Thomas Tighe, Judy Cresap, Elisa Atwill, and Bob Cresap filling dental health packages.
J'Amy Brown

Long associated with disaster assistance overseas, Goleta-based Direct Relief International‘s regional and national support services are less well known. Without fanfare, DRI has developed, or strengthened, multiple programs over the past few years to help uninsured or underinsured Americans with their continuing healthcare needs as well as expanded its domestic disaster response.

“With 47 million Americans without health insurance, we saw a slow-motion disaster in the making,” explained DRI press secretary Jim Prosser, adding that local needs are part of the larger picture.

A recent sign of Direct Relief’s services to Goletans was the distribution of free protective masks during the Gap Fire last July. At the height of the wildfire, approximately 35,000 N-95 anti-particulate masks were distributed by DRI volunteers and staff at points in Goleta as well as through city and county agencies, the Elks Club, Friendship Manor, the UCSB Sports Camps, and the Red Cross. Emergency responders were also offered the masks.

The lung protectors – most were in stock at DRI’s Goleta warehouse, thanks to an earlier donation from CVS drugstores – symbolize the nonprofit’s capacity for quick response with medical supplies to immediate threats. This is what DRI has done so well over 60 years of service. However, since 2004, Direct Relief has quietly built a network of partnerships with what it calls “safety net clinics and health centers” that now covers all 50 states and Puerto Rico. And the partnership delivers far more than emergency medicines and medical supplies.

“Direct Relief is really a safety net for the safety net,” said Cynder Sinclair, executive director for the Santa Barbara Neighborhood Clinics (SBNC), which numbers two medical clinics and a dental clinic in Santa Barbara and another medical clinic in Isla Vista. “Nearly 70 percent of our patients have income below the federal poverty level,” she added.
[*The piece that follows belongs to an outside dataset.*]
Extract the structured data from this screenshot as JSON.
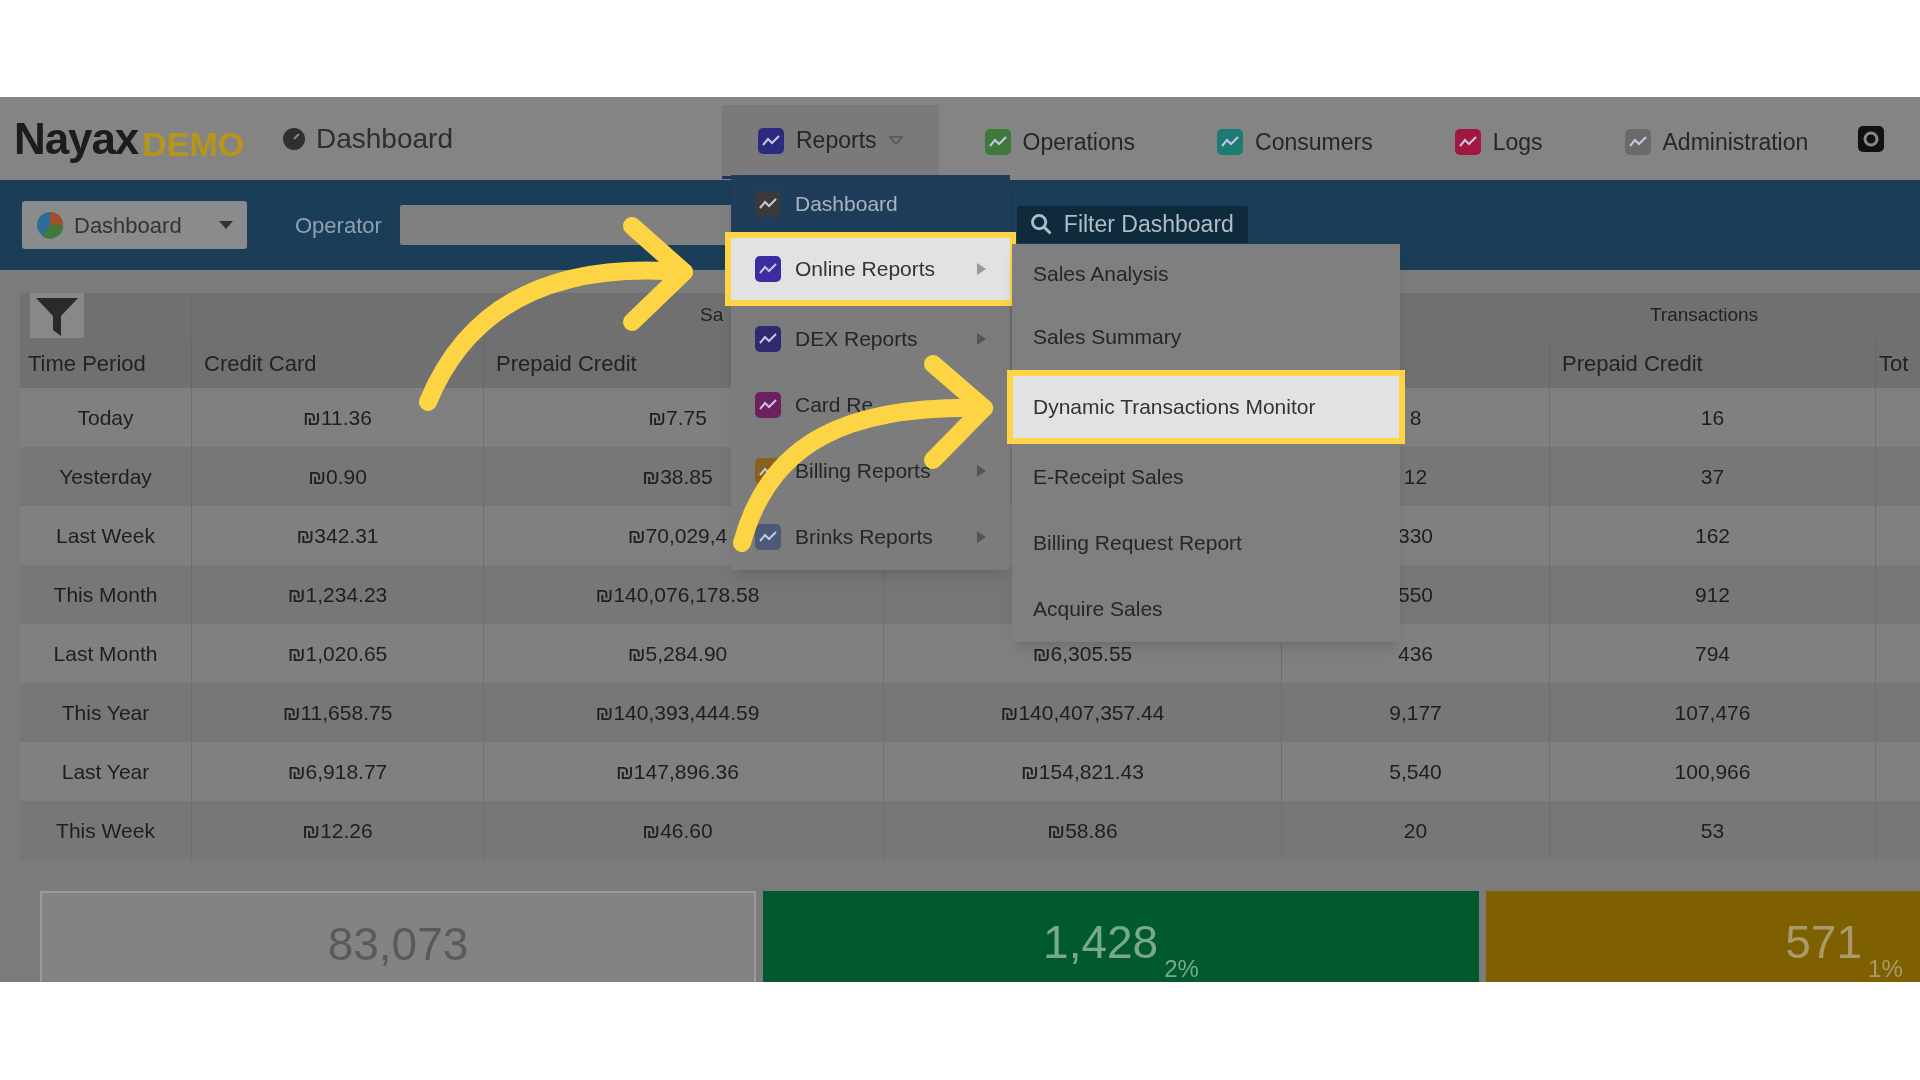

Two-thirds of the people seen by the SBNC do not qualify for Medi-Cal, making them the face of the South Coast’s working poor.

When the clinics ran out of insulin for their diabetic patients, Direct Relief came to their assistance. Likewise, reported Sinclair, when one of their patients required a daily medicine that cost $11 a pill, DRI made arrangements to ease the burden. The clinics also received the N-95 masks last summer.

SBNC’s dental clinic on Milpas Street not only serves free care to adults but is also the only such facility in the county for the children of low-income parents. Its dentists and technicians regularly use supplies and dental tools provided under DRI’s “Healthy Smiles Dental Program.”

Begun in 1994 by Martha Angeles, Healthy Smiles provides full services, from teeth cleaning to extractions, to 120 Santa Barbara County children a year and arranges for around 60,000 children to receive tooth-care kits and, with their mothers, preventive dental instruction from Assistance League volunteers. DRI calls oral health “the number one unmet health need” in the county for low-income families.

Currently, more than 1,000 state-licensed medical clinics and centers participate in Direct Relief’s national partnership network. The nonprofit has worked on disasters with nearly all of them, explained Brett Williams, DRI’s emergency response coordinator. “We’ve identified people who do great work and just need the supplies to keep doing it,” he said.

Sometimes, the clinics need funds, and DRI has often found donors who will supply the cash. Over a two-year period following hurricanes Katrina and Rita in 2005, Direct Relief funneled $4.6 million in grants to safety-net facilities and more than $31.8 million (in wholesale value) of specifically requested medical products, all of which were provided by pharmaceutical and healthcare firms.

These kinds of donations to competent, effective healthcare providers for the uninsured and underinsured free up local facilities’ resources. In turn, the clinics may hire more staff or expand services or hours. “For an organization like ours,” said Sinclair, “Direct Relief is an important partner, especially when the state’s budget is late in providing funds we count on.”

With the national economy diving into a recession, the Neighborhood Clinics administrative chief foresees only more demand for their services – and for DRI’s support of the safety net. “In 2007, our clinics had 41,000 total visits,” said Sinclair. “To date this year, we’ve already had 52,000. We’re trying to prepare for the big wave we see coming.”

The healthcare disaster is no longer in slow motion.